Atoms at room temperature move in a random, chaotic way. But when chilled in a vacuum to about 460 degrees below zero Fahrenheit, under certain conditions millions of atoms lock together and behave as a single mass. When a laser beam enters such a condensate, the light leaves an imprint on a portion of the atoms. That imprint moves like a wave through the cloud and exits at a speed of about 700 feet per hour. This wave of matter will keep going and enter another nearby ultracold condensate. That’s how light moves darkly from one cloud to another in Hau’s laboratory.
This invisible wave of matter keeps going unless it’s stopped in the second cloud with another laser beam, after which it can be revived as light again.

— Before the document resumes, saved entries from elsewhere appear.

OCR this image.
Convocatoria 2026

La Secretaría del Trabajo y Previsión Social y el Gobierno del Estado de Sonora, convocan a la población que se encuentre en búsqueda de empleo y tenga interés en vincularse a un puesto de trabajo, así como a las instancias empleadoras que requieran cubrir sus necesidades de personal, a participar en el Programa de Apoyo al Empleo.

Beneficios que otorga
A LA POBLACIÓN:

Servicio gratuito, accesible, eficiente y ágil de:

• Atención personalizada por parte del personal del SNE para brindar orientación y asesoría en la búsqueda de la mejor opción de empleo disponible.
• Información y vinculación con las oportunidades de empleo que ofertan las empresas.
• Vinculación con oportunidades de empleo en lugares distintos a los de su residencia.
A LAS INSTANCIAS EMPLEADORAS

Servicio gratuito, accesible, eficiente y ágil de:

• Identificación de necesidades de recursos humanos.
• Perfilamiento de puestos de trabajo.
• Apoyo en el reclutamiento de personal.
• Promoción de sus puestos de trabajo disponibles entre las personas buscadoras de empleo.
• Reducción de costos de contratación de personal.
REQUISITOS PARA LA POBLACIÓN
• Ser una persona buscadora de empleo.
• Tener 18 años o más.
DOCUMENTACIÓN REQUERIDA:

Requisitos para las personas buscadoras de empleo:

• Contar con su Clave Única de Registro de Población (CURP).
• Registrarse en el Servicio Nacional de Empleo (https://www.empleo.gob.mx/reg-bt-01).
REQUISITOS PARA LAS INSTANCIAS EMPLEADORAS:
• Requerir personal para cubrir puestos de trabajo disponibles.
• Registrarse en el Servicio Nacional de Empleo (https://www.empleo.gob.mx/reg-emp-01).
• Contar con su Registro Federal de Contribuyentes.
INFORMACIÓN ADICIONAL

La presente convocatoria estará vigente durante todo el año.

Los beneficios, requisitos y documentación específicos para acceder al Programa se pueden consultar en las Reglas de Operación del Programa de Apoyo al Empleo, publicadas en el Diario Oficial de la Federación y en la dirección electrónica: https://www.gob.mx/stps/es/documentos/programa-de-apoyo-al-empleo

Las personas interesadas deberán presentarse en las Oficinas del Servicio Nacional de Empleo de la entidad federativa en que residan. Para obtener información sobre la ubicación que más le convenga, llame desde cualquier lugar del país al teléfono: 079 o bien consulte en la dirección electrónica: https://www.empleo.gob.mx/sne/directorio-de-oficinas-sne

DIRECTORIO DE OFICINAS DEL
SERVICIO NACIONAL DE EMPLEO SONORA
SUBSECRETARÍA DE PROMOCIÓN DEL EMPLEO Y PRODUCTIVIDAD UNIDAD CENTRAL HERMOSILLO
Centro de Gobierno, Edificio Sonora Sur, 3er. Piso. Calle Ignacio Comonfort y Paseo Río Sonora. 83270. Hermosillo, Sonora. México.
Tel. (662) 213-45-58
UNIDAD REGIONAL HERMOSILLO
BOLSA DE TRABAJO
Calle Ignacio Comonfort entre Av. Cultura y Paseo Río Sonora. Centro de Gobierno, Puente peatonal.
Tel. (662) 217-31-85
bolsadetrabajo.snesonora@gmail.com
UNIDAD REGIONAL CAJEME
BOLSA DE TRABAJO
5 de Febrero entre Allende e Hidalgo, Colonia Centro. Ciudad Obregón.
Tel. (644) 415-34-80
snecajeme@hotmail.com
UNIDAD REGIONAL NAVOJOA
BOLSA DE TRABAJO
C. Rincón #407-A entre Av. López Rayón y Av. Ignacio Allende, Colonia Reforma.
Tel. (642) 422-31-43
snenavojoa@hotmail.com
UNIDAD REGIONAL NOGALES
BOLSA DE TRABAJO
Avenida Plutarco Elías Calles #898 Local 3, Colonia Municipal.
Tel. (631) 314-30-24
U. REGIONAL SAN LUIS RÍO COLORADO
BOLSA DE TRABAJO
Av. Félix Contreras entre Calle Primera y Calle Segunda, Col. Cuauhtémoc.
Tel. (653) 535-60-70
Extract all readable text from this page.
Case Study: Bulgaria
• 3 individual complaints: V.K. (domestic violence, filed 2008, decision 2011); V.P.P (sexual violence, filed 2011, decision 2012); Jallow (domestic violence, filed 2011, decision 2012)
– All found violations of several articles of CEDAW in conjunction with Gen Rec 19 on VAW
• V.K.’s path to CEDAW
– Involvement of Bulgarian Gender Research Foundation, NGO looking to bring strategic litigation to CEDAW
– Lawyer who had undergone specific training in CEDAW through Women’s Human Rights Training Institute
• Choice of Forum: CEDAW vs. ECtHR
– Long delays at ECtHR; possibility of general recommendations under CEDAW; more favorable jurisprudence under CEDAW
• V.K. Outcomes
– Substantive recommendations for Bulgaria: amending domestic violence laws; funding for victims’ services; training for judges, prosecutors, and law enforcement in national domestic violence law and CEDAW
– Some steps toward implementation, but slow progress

Atoms in matter waves exist in slightly different energy levels and states than atoms in the clouds they move through. These energy states match the shape and phase of the original light pulse. To make a long story short, information in this form can be made absolutely tamper proof. Personal information would be perfectly safe.

Such a light-to-matter, matter-to-light system “is a wonderful thing to wrap your brain around,” Hau muses.

In a practical manner

 

You won’t see a light-matter converter flashing away in a factory, business, or mall anytime soon. Despite all the intriguing possibilities, “there are no immediate practical uses,” Hau admits.

However, she has no doubt that practical systems will come. And when they do, they will look completely different from anything we are familiar with today. They won’t need a lot of wires and electronics. “Instead of light shining through optical fibers into boxes full of wires and semiconductor chips, intact data, messages, and images will be read directly from the light,” Hau imagines.

Creating those ultracold atomic clouds in a factory, office, or recreation room will be a problem, but one she believes can be solved. “The atomic clouds we use in our lab are only a tenth of a millimeter (0.004 inch) long,” she points out. “Such atom clouds can be kept in small containers, not all of the equipment has to be so cold. Most likely, a practical system designed by engineers will look totally unlike the setup we have in our lab today.”
There are no “maybes” in Hau’s voice. She is coolly confident that light-to-matter communication networks, codes, clocks, and guidance systems can be made part of daily life. If you doubt her, remember she is the person who stopped light, converted it to matter, carried it around, and transformed it back to light.

Details of the experiments appear as the cover story of the Feb. 8 2007 issue of Nature. Authors of the report include graduate student Naomi Ginsberg, postdoctoral fellow Sean Garner, and Hau.